A cette liste non exhaustive s’ajoutent des exemples de cas concrets. Par exemple, le calcul du poids de journée pour des salariés en temps partiels qui ont un horaire hebdomadaire théorique sur 3,4 jours. Comment se calcule le décompte des congés payés (CP) pris s’il y a un jour férié (JF) dans la semaine ?  

Dans cet exemple, le motif REPOS correspond au jour non travaillé dans la semaine. En amont, une formule de décompte de CP pris a été définie et est reprise dans certaines cellules pour comprendre le résultat. 

Décompte de CP

Plus la liste de cas est exhaustive, plus il sera facile de répondre à des problématiques compliquées. 

Une fois déterminée la définition du livre blanc avec ses objectifs et sa table des matières et après avoir identifié l’équipe référente, peuvent commercer les ateliers de rédaction. En termes de méthodologie, il est fort utile d’utiliser une trame à personnaliser avec des exemples et des schémas. L’analyse de cas et la schématisation sont vraiment un plus pour la compréhension et pour faciliter les arbitrages participatifs et collectifs. 
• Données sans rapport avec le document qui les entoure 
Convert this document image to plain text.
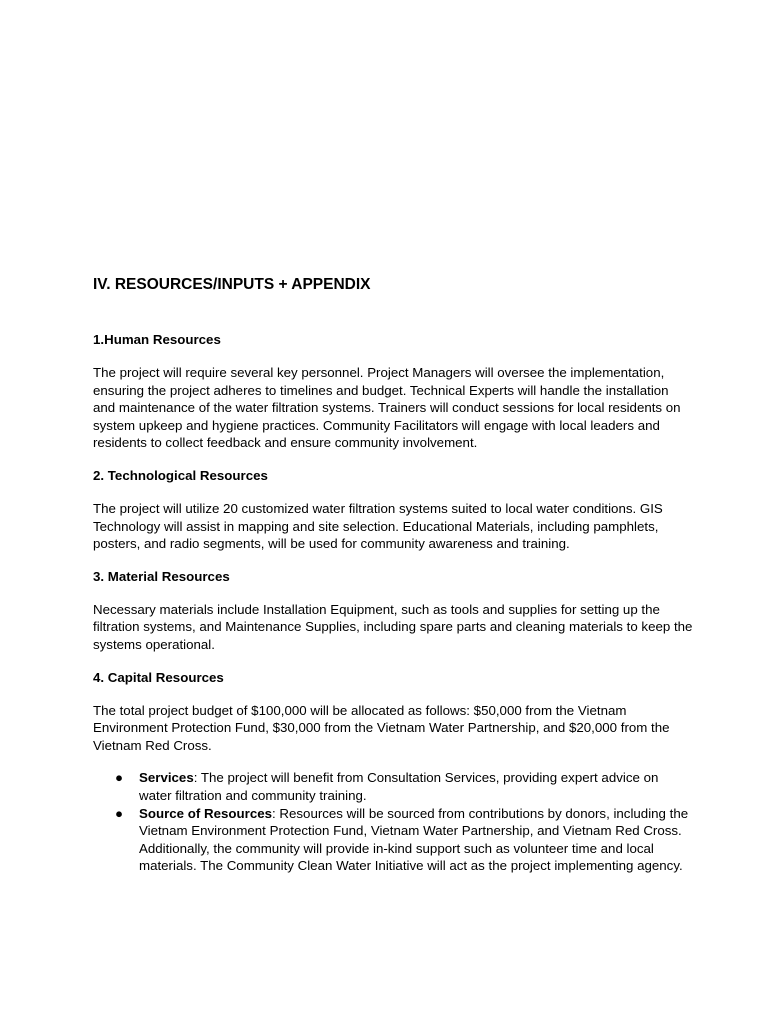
IV. RESOURCES/INPUTS + APPENDIX
1.Human Resources

The project will require several key personnel. Project Managers will oversee the implementation, ensuring the project adheres to timelines and budget. Technical Experts will handle the installation and maintenance of the water filtration systems. Trainers will conduct sessions for local residents on system upkeep and hygiene practices. Community Facilitators will engage with local leaders and residents to collect feedback and ensure community involvement.

2. Technological Resources

The project will utilize 20 customized water filtration systems suited to local water conditions. GIS Technology will assist in mapping and site selection. Educational Materials, including pamphlets, posters, and radio segments, will be used for community awareness and training.

3. Material Resources

Necessary materials include Installation Equipment, such as tools and supplies for setting up the filtration systems, and Maintenance Supplies, including spare parts and cleaning materials to keep the systems operational.

4. Capital Resources

The total project budget of $100,000 will be allocated as follows: $50,000 from the Vietnam Environment Protection Fund, $30,000 from the Vietnam Water Partnership, and $20,000 from the Vietnam Red Cross.

● Services: The project will benefit from Consultation Services, providing expert advice on water filtration and community training.
● Source of Resources: Resources will be sourced from contributions by donors, including the Vietnam Environment Protection Fund, Vietnam Water Partnership, and Vietnam Red Cross. Additionally, the community will provide in-kind support such as volunteer time and local materials. The Community Clean Water Initiative will act as the project implementing agency.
  • Faire appel à un(e) consultant(e) externe ou référent(e) interne pour concevoir animer et réaliser le livre blanc en mode participatif avec les acteurs clés. 
  • Définir précisément les objectifs et la table des matières du livre blanc. 
  • Constituer une équipe avec les acteurs concernés (référents GTA, juridique, RH, IRP, CSE, managers…). 
  • Prendre le temps de traiter les sujets compliqués tels que les temps partiels, les changements de situation (par exemple des CDD qui deviennent CDI, des salariés en heures badgeant qui « passent » en forfait jours ou en forfait heures et vice-versa, l’impact sur les compteurs des entrées/sorties de personnel en cours d’année…) . 
  • L’intention est de décrire, expliciter le plus clairement possible les règles et leurs applications avec le plus possible de cas précis, des illustrations, schémas… La description des modalités d’application sont autoporteuses (se suffisent à elle-même, pas d’acronyme ou d’interprétation possible).  
  • Relire et valider dans un second temps le contenu avec l’équipe référente. 
  • Se donner le temps de produire un livre blanc de référence et de qualité, tout en sachant qu’il sera très probablement mis à jour avec de nouvelles règles et de nouvelles applications. Avoir à l’esprit que ce document évolutif est la mémoire GTA de l’organisation.